I've never tried a direct comparison to see which could push more triangles but it's kind of uninteresting in a vacuum. In real life PS3's vert unit was quite bad, and was indeed a bottleneck for many games. Standard optimizations were SPU backface culling, constant patching, SPU skinning, and interpolator packing... all more or less aimed at helping along the vertex/tri hardware.
Thanks for the info!
And yah, this is the kind of thing I was trying to describe having read about. It does appear to have been standard to use Cell significantly for GPU assistance after the first few years.
Everything I have read suggest that triple buffering reduces the negative impact of vsync on framerate, but doesnt completely eliminate it. Wii U's biggest advantage seems to most certainly be the memory. Both the main ddr3 and edram are over twice as plentiful. If DF's anylsis is to be believe, they suggest that the framerate dips are typically caused by heavy fillrate effects such as particle and post processing effects. If my novice level understanding of things serve me correctly, this should suggest that the edram on the Wii U's GPU is in fact sufficient as to not be a bottleneck.
The overheads for triple buffering should be very small. I'm not a developer by any stretch of the imagination, but my time with admittedly simple OGL programming seemed to show that there was almost no performance penalty for triple buffering, beyond memory used for additional buffers (didn't test for input latency).
It may well be that DF are right, and that fillrate is the cause of the drops. If so, I would expect it to be related to more efficient use of the GPU - perhaps early Z rejection causing obscured fragments/pixel to not be rendered. In a straight contest of fillrate I'd expect the 360 to win ... but it's not like I can say that for sure.
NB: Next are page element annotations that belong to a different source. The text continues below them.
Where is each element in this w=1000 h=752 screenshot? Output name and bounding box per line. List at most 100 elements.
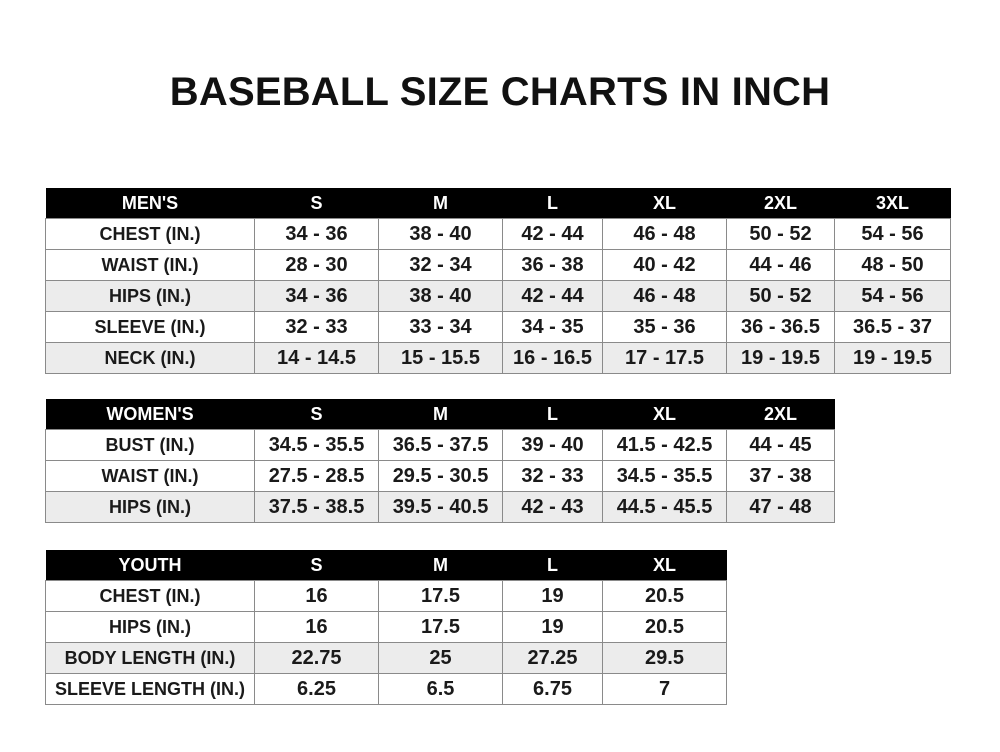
table-row: WAIST (IN.) 27.5 - 28.5 29.5 - 30.5 32 - 33…: [45, 460, 835, 492]
size-header: S: [254, 550, 379, 581]
womens-size-table: WOMEN'S S M L XL 2XL BUST (IN.) 34.5 - 35.5 36.5…: [45, 399, 835, 523]
measurement-label: CHEST (IN.): [45, 580, 255, 612]
measurement-cell: 22.75: [254, 642, 379, 674]
measurement-cell: 48 - 50: [834, 249, 951, 281]
size-header: M: [378, 188, 503, 219]
measurement-cell: 29.5 - 30.5: [378, 460, 503, 492]
size-header: M: [378, 399, 503, 430]
measurement-cell: 39.5 - 40.5: [378, 491, 503, 523]
table-row: SLEEVE (IN.) 32 - 33 33 - 34 34 - 35 35 - 36…: [45, 311, 951, 343]
measurement-cell: 16: [254, 580, 379, 612]
measurement-label: HIPS (IN.): [45, 491, 255, 523]
size-header: XL: [602, 399, 727, 430]
table-row: CHEST (IN.) 16 17.5 19 20.5: [45, 580, 727, 612]
measurement-cell: 17.5: [378, 580, 503, 612]
table-row: BODY LENGTH (IN.) 22.75 25 27.25 29.5: [45, 642, 727, 674]
measurement-cell: 16: [254, 611, 379, 643]
measurement-cell: 7: [602, 673, 727, 705]
measurement-label: HIPS (IN.): [45, 280, 255, 312]
measurement-cell: 19 - 19.5: [726, 342, 835, 374]
measurement-cell: 15 - 15.5: [378, 342, 503, 374]
measurement-cell: 34.5 - 35.5: [254, 429, 379, 461]
measurement-cell: 42 - 44: [502, 218, 603, 250]
size-header: L: [502, 550, 603, 581]
table-row: BUST (IN.) 34.5 - 35.5 36.5 - 37.5 39 - 40 4…: [45, 429, 835, 461]
measurement-label: BUST (IN.): [45, 429, 255, 461]
measurement-cell: 32 - 33: [254, 311, 379, 343]
table-row: HIPS (IN.) 16 17.5 19 20.5: [45, 611, 727, 643]
measurement-cell: 54 - 56: [834, 280, 951, 312]
measurement-label: CHEST (IN.): [45, 218, 255, 250]
size-header: L: [502, 188, 603, 219]
measurement-cell: 25: [378, 642, 503, 674]
table-row: HIPS (IN.) 34 - 36 38 - 40 42 - 44 46 - 48 50…: [45, 280, 951, 312]
size-header: S: [254, 399, 379, 430]
measurement-label: NECK (IN.): [45, 342, 255, 374]
measurement-cell: 19 - 19.5: [834, 342, 951, 374]
measurement-cell: 44 - 45: [726, 429, 835, 461]
measurement-cell: 20.5: [602, 611, 727, 643]
size-header: M: [378, 550, 503, 581]
measurement-cell: 19: [502, 580, 603, 612]
measurement-cell: 20.5: [602, 580, 727, 612]
measurement-cell: 41.5 - 42.5: [602, 429, 727, 461]
measurement-cell: 46 - 48: [602, 218, 727, 250]
measurement-cell: 17 - 17.5: [602, 342, 727, 374]
size-header: 3XL: [834, 188, 951, 219]
measurement-cell: 19: [502, 611, 603, 643]
measurement-cell: 44 - 46: [726, 249, 835, 281]
measurement-label: WAIST (IN.): [45, 249, 255, 281]
measurement-label: SLEEVE LENGTH (IN.): [45, 673, 255, 705]
measurement-cell: 27.25: [502, 642, 603, 674]
youth-size-table: YOUTH S M L XL CHEST (IN.) 16 17.5 19 20.5 HIPS (I…: [45, 550, 727, 705]
measurement-cell: 36 - 38: [502, 249, 603, 281]
measurement-cell: 34.5 - 35.5: [602, 460, 727, 492]
measurement-cell: 28 - 30: [254, 249, 379, 281]
measurement-cell: 40 - 42: [602, 249, 727, 281]
measurement-cell: 34 - 36: [254, 218, 379, 250]
table-row: WAIST (IN.) 28 - 30 32 - 34 36 - 38 40 - 42 4…: [45, 249, 951, 281]
measurement-label: SLEEVE (IN.): [45, 311, 255, 343]
measurement-cell: 37.5 - 38.5: [254, 491, 379, 523]
size-header: L: [502, 399, 603, 430]
size-header: XL: [602, 550, 727, 581]
header-row: YOUTH S M L XL: [45, 550, 727, 581]
measurement-cell: 35 - 36: [602, 311, 727, 343]
category-header: YOUTH: [45, 550, 255, 581]
measurement-cell: 38 - 40: [378, 218, 503, 250]
measurement-cell: 16 - 16.5: [502, 342, 603, 374]
measurement-cell: 32 - 33: [502, 460, 603, 492]
table-row: HIPS (IN.) 37.5 - 38.5 39.5 - 40.5 42 - 43 4…: [45, 491, 835, 523]
measurement-cell: 36 - 36.5: [726, 311, 835, 343]
size-header: S: [254, 188, 379, 219]
measurement-cell: 38 - 40: [378, 280, 503, 312]
measurement-cell: 54 - 56: [834, 218, 951, 250]
measurement-cell: 39 - 40: [502, 429, 603, 461]
table-row: NECK (IN.) 14 - 14.5 15 - 15.5 16 - 16.5 17 …: [45, 342, 951, 374]
size-header: 2XL: [726, 188, 835, 219]
measurement-label: WAIST (IN.): [45, 460, 255, 492]
measurement-cell: 36.5 - 37: [834, 311, 951, 343]
table-row: CHEST (IN.) 34 - 36 38 - 40 42 - 44 46 - 48 5…: [45, 218, 951, 250]
measurement-cell: 6.5: [378, 673, 503, 705]
measurement-cell: 29.5: [602, 642, 727, 674]
measurement-cell: 32 - 34: [378, 249, 503, 281]
mens-size-table: MEN'S S M L XL 2XL 3XL CHEST (IN.) 34 - 36 38 - 4…: [45, 188, 951, 374]
measurement-cell: 6.25: [254, 673, 379, 705]
measurement-cell: 34 - 36: [254, 280, 379, 312]
measurement-cell: 6.75: [502, 673, 603, 705]
header-row: MEN'S S M L XL 2XL 3XL: [45, 188, 951, 219]
size-header: XL: [602, 188, 727, 219]
measurement-label: BODY LENGTH (IN.): [45, 642, 255, 674]
measurement-label: HIPS (IN.): [45, 611, 255, 643]
measurement-cell: 34 - 35: [502, 311, 603, 343]
measurement-cell: 46 - 48: [602, 280, 727, 312]
table-row: SLEEVE LENGTH (IN.) 6.25 6.5 6.75 7: [45, 673, 727, 705]
size-header: 2XL: [726, 399, 835, 430]
page-title: BASEBALL SIZE CHARTS IN INCH: [169, 70, 831, 114]
category-header: MEN'S: [45, 188, 255, 219]
header-row: WOMEN'S S M L XL 2XL: [45, 399, 835, 430]
measurement-cell: 50 - 52: [726, 280, 835, 312]
measurement-cell: 47 - 48: [726, 491, 835, 523]
measurement-cell: 42 - 44: [502, 280, 603, 312]
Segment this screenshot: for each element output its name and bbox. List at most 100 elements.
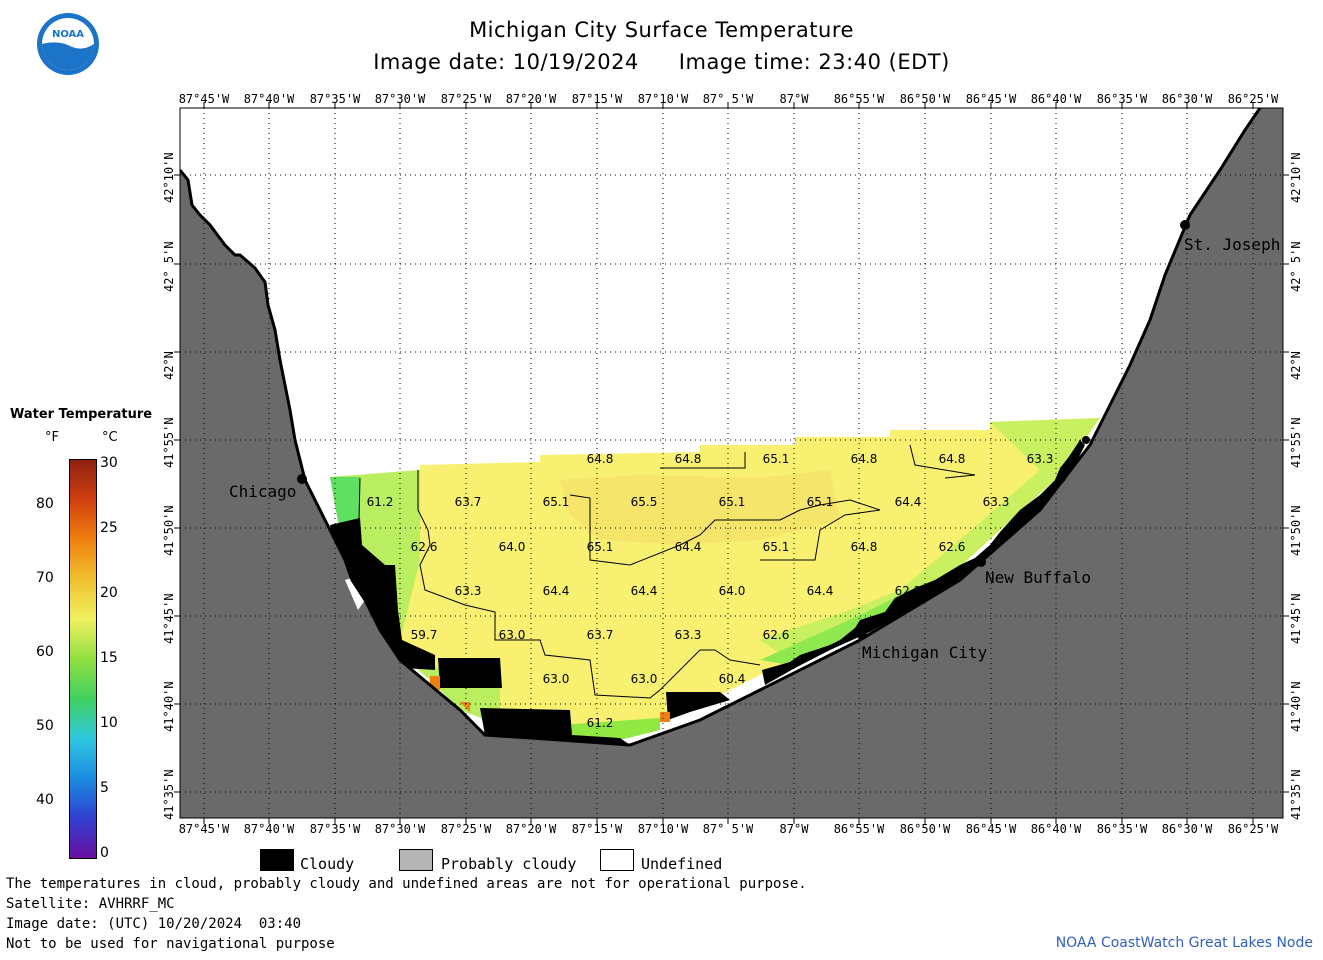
longitude-label: 87°20'W <box>505 92 557 106</box>
utc-date-text: Image date: (UTC) 10/20/2024 03:40 <box>6 916 302 932</box>
temperature-value: 61.2 <box>367 495 394 509</box>
latitude-label: 42°10'N <box>162 152 176 203</box>
longitude-label: 87°35'W <box>309 92 361 106</box>
temperature-value: 62.2 <box>895 584 922 598</box>
map-border <box>179 107 1284 819</box>
temperature-value: 65.5 <box>631 495 658 509</box>
legend-unit-c: °C <box>102 430 118 445</box>
celsius-tick-label: 25 <box>100 520 118 536</box>
temperature-value: 62.6 <box>411 540 438 554</box>
temperature-value: 63.3 <box>455 584 482 598</box>
longitude-label: 87°35'W <box>309 822 361 836</box>
temperature-value: 61.2 <box>587 716 614 730</box>
temperature-value: 65.1 <box>763 452 790 466</box>
longitude-label: 87°10'W <box>637 92 689 106</box>
temperature-value: 63.0 <box>499 628 526 642</box>
longitude-label: 86°30'W <box>1161 92 1213 106</box>
michigan-city-marker <box>857 630 867 640</box>
temperature-value: 60.4 <box>719 672 746 686</box>
longitude-label: 86°50'W <box>899 92 951 106</box>
longitude-label: 87°30'W <box>374 92 426 106</box>
longitude-label: 87°40'W <box>243 822 295 836</box>
image-date-line: Image date: 10/19/2024 Image time: 23:40 … <box>0 50 1323 74</box>
celsius-tick-label: 0 <box>100 845 109 861</box>
latitude-label: 41°45'N <box>162 593 176 644</box>
temperature-value: 63.7 <box>587 628 614 642</box>
temperature-value: 64.8 <box>675 452 702 466</box>
image-date: Image date: 10/19/2024 <box>373 50 639 74</box>
probably-cloudy-label: Probably cloudy <box>441 855 577 873</box>
temperature-value: 64.4 <box>895 495 922 509</box>
water-cool-east <box>760 418 1100 660</box>
latitude-label: 42° 5'N <box>1289 241 1303 292</box>
lake-marker <box>1082 436 1090 444</box>
latitude-label: 41°40'N <box>162 681 176 732</box>
new-buffalo-label: New Buffalo <box>985 568 1091 587</box>
graticule <box>180 108 1283 818</box>
temperature-value: 65.1 <box>587 540 614 554</box>
latitude-label: 42° 5'N <box>162 241 176 292</box>
temperature-value: 64.4 <box>807 584 834 598</box>
city-markers: Chicago St. Joseph New Buffalo Michigan … <box>229 220 1280 662</box>
longitude-label: 86°50'W <box>899 822 951 836</box>
fahrenheit-tick-label: 70 <box>36 570 54 586</box>
longitude-label: 87°W <box>779 822 809 836</box>
longitude-label: 86°35'W <box>1096 822 1148 836</box>
temperature-value: 65.1 <box>807 495 834 509</box>
color-bar <box>69 459 97 859</box>
celsius-tick-label: 5 <box>100 780 109 796</box>
temperature-value: 64.8 <box>851 452 878 466</box>
longitude-label: 87°15'W <box>571 92 623 106</box>
latitude-label: 41°35'N <box>162 769 176 820</box>
undefined-region <box>345 578 365 610</box>
longitude-label: 87°15'W <box>571 822 623 836</box>
temperature-value: 65.1 <box>719 495 746 509</box>
st-joseph-marker <box>1180 220 1190 230</box>
temperature-value: 63.3 <box>983 495 1010 509</box>
latitude-label: 41°50'N <box>1289 505 1303 556</box>
longitude-label: 87°W <box>779 92 809 106</box>
new-buffalo-marker <box>976 557 986 567</box>
legend-unit-f: °F <box>45 430 59 445</box>
image-time: Image time: 23:40 (EDT) <box>678 50 950 74</box>
longitude-label: 86°55'W <box>833 92 885 106</box>
longitude-label: 87°10'W <box>637 822 689 836</box>
latitude-label: 42°N <box>1289 351 1303 380</box>
latitude-label: 41°55'N <box>1289 417 1303 468</box>
longitude-label: 86°35'W <box>1096 92 1148 106</box>
longitude-label: 86°40'W <box>1030 92 1082 106</box>
longitude-label: 86°25'W <box>1227 92 1279 106</box>
disclaimer-text: The temperatures in cloud, probably clou… <box>6 876 807 892</box>
temperature-value: 64.0 <box>499 540 526 554</box>
longitude-label: 87°25'W <box>440 822 492 836</box>
michigan-city-label: Michigan City <box>862 643 988 662</box>
longitude-label: 86°30'W <box>1161 822 1213 836</box>
undefined-swatch <box>600 849 634 871</box>
shoreline <box>180 108 1262 747</box>
temperature-value: 64.8 <box>587 452 614 466</box>
fahrenheit-tick-label: 40 <box>36 792 54 808</box>
cloudy-label: Cloudy <box>300 855 355 873</box>
temperature-value: 62.6 <box>763 628 790 642</box>
satellite-text: Satellite: AVHRRF_MC <box>6 896 175 912</box>
latitude-label: 41°45'N <box>1289 593 1303 644</box>
temperature-value: 63.7 <box>455 495 482 509</box>
legend-title: Water Temperature <box>10 407 153 422</box>
land-west <box>180 108 1283 818</box>
temperature-labels: 64.8 64.8 65.1 64.8 64.8 63.3 61.2 63.7 65.1 65.5… <box>367 452 1054 730</box>
longitude-label: 87°45'W <box>178 92 230 106</box>
longitude-label: 87°30'W <box>374 822 426 836</box>
temperature-value: 62.6 <box>939 540 966 554</box>
temperature-value: 59.7 <box>411 628 438 642</box>
navigation-warning: Not to be used for navigational purpose <box>6 936 335 952</box>
temperature-value: 64.4 <box>675 540 702 554</box>
fahrenheit-tick-label: 80 <box>36 496 54 512</box>
latitude-label: 42°10'N <box>1289 152 1303 203</box>
chicago-marker <box>297 474 307 484</box>
longitude-label: 86°45'W <box>965 822 1017 836</box>
noaa-logo: NOAA <box>36 12 100 76</box>
longitude-label: 86°25'W <box>1227 822 1279 836</box>
latitude-label: 41°35'N <box>1289 769 1303 820</box>
longitude-label: 86°55'W <box>833 822 885 836</box>
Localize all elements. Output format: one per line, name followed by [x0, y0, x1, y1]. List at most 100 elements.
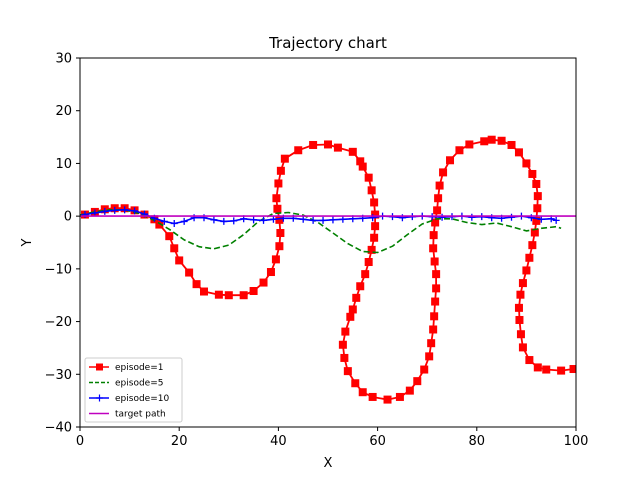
x-tick-label: 100: [564, 434, 589, 449]
data-point: [276, 229, 285, 238]
data-point: [294, 146, 303, 155]
data-point: [516, 330, 525, 339]
data-point: [431, 218, 440, 227]
data-point: [532, 216, 541, 225]
data-point: [522, 159, 531, 168]
data-point: [371, 210, 380, 219]
data-point: [309, 216, 317, 224]
data-point: [429, 325, 438, 334]
data-point: [121, 206, 129, 214]
data-point: [557, 366, 566, 375]
data-point: [514, 148, 523, 157]
data-point: [276, 166, 285, 175]
x-tick-label: 60: [369, 434, 386, 449]
data-point: [275, 242, 284, 251]
data-point: [438, 213, 446, 221]
data-point: [220, 217, 228, 225]
data-point: [395, 392, 404, 401]
data-point: [272, 194, 281, 203]
data-point: [480, 137, 489, 146]
data-point: [299, 215, 307, 223]
data-point: [250, 216, 258, 224]
data-point: [465, 140, 474, 149]
series-episode-5: [80, 209, 562, 254]
y-tick-label: 30: [55, 52, 72, 67]
data-point: [269, 215, 277, 223]
data-point: [532, 179, 541, 188]
legend-label: episode=5: [115, 379, 163, 389]
data-point: [430, 257, 439, 266]
legend-label: target path: [115, 410, 166, 420]
data-point: [508, 213, 516, 221]
data-point: [210, 216, 218, 224]
data-point: [420, 365, 429, 374]
data-point: [266, 268, 275, 277]
data-point: [111, 206, 119, 214]
data-point: [542, 365, 551, 374]
data-point: [429, 231, 438, 240]
data-point: [180, 217, 188, 225]
data-point: [160, 217, 168, 225]
data-point: [358, 162, 367, 171]
data-point: [239, 291, 248, 300]
data-point: [319, 216, 327, 224]
data-point: [192, 280, 201, 289]
data-point: [515, 315, 524, 324]
data-point: [370, 198, 379, 207]
data-point: [507, 140, 516, 149]
x-tick-label: 20: [171, 434, 188, 449]
data-point: [525, 356, 534, 365]
data-point: [434, 194, 443, 203]
y-tick-label: −10: [45, 262, 72, 277]
data-point: [165, 232, 174, 241]
data-point: [346, 312, 355, 321]
data-point: [280, 154, 289, 163]
data-point: [367, 186, 376, 195]
legend-box: [84, 357, 183, 423]
data-point: [273, 204, 282, 213]
data-point: [514, 303, 523, 312]
data-point: [185, 268, 194, 277]
data-point: [430, 312, 439, 321]
data-point: [309, 140, 318, 149]
data-point: [356, 282, 365, 291]
data-point: [352, 293, 361, 302]
legend-item: episode=10: [89, 394, 169, 404]
data-point: [518, 343, 527, 352]
data-point: [224, 291, 233, 300]
y-tick-label: 10: [55, 157, 72, 172]
legend-item: episode=1: [89, 363, 163, 373]
data-point: [383, 395, 392, 404]
data-point: [339, 215, 347, 223]
data-point: [425, 352, 434, 361]
x-tick-label: 80: [469, 434, 486, 449]
legend-item: target path: [89, 410, 166, 420]
y-axis: −40 −30 −20 −10 0 10 20 30: [45, 52, 80, 436]
legend: episode=1 episode=5 episode=10 target path: [84, 357, 183, 423]
data-point: [155, 220, 164, 229]
data-point: [131, 207, 139, 215]
legend-label: episode=10: [115, 394, 169, 404]
data-point: [439, 168, 448, 177]
series-layer: [80, 135, 576, 404]
data-point: [274, 179, 283, 188]
data-point: [569, 365, 576, 374]
chart-title: Trajectory chart: [268, 34, 387, 52]
data-point: [370, 233, 379, 242]
x-axis: 0 20 40 60 80 100: [76, 427, 589, 449]
series-line: [80, 209, 562, 254]
data-point: [348, 147, 357, 156]
data-point: [333, 143, 342, 152]
data-point: [533, 204, 542, 213]
data-point: [533, 363, 542, 372]
y-axis-title: Y: [20, 238, 35, 247]
plot-area-frame: [79, 57, 577, 428]
y-tick-label: −30: [45, 368, 72, 383]
data-point: [200, 287, 208, 296]
data-point: [435, 181, 444, 190]
data-point: [170, 220, 178, 228]
data-point: [367, 245, 376, 254]
data-point: [338, 340, 347, 349]
data-point: [329, 216, 337, 224]
legend-item: episode=5: [89, 379, 163, 389]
I still have a feeling that vertex transformation and triangle setup will favour the WiiU in this game compared to the 360, and I'd bet ten English pounds that without Cell assistance WiiU Bayonetta will fare massively better than the PS3 here.
I hadnt heard that the PS3 was as such a disadvantage in polygon performance. You mentioned the Cell being good at culling, was the Xenon not very good at culling? I know polygons per second are no longer a big benchmark for games, but still, that was a pretty big deficit.
A Xenon core should be almost as fast as an SPU, I reckon. Which is to say quite fast (128-bit vector units and high clockspeed). You can predict what you'll need to have in the cache and so should be able to prefetch, test, and write back to memory without random accesses or nasty branching. Cell having twice as many cores means it could do additional vertex work on top of matching whatever Xenon was doing though, once developers had got up to speed with Cell..
The extra headroom in Cell seemed to get used in supporting RSX.
The WiiU CPU should be much worse at vector work than either Cell or Xenon, but on the other hand the GPU probably needs the least assistance of the three (I'd guess).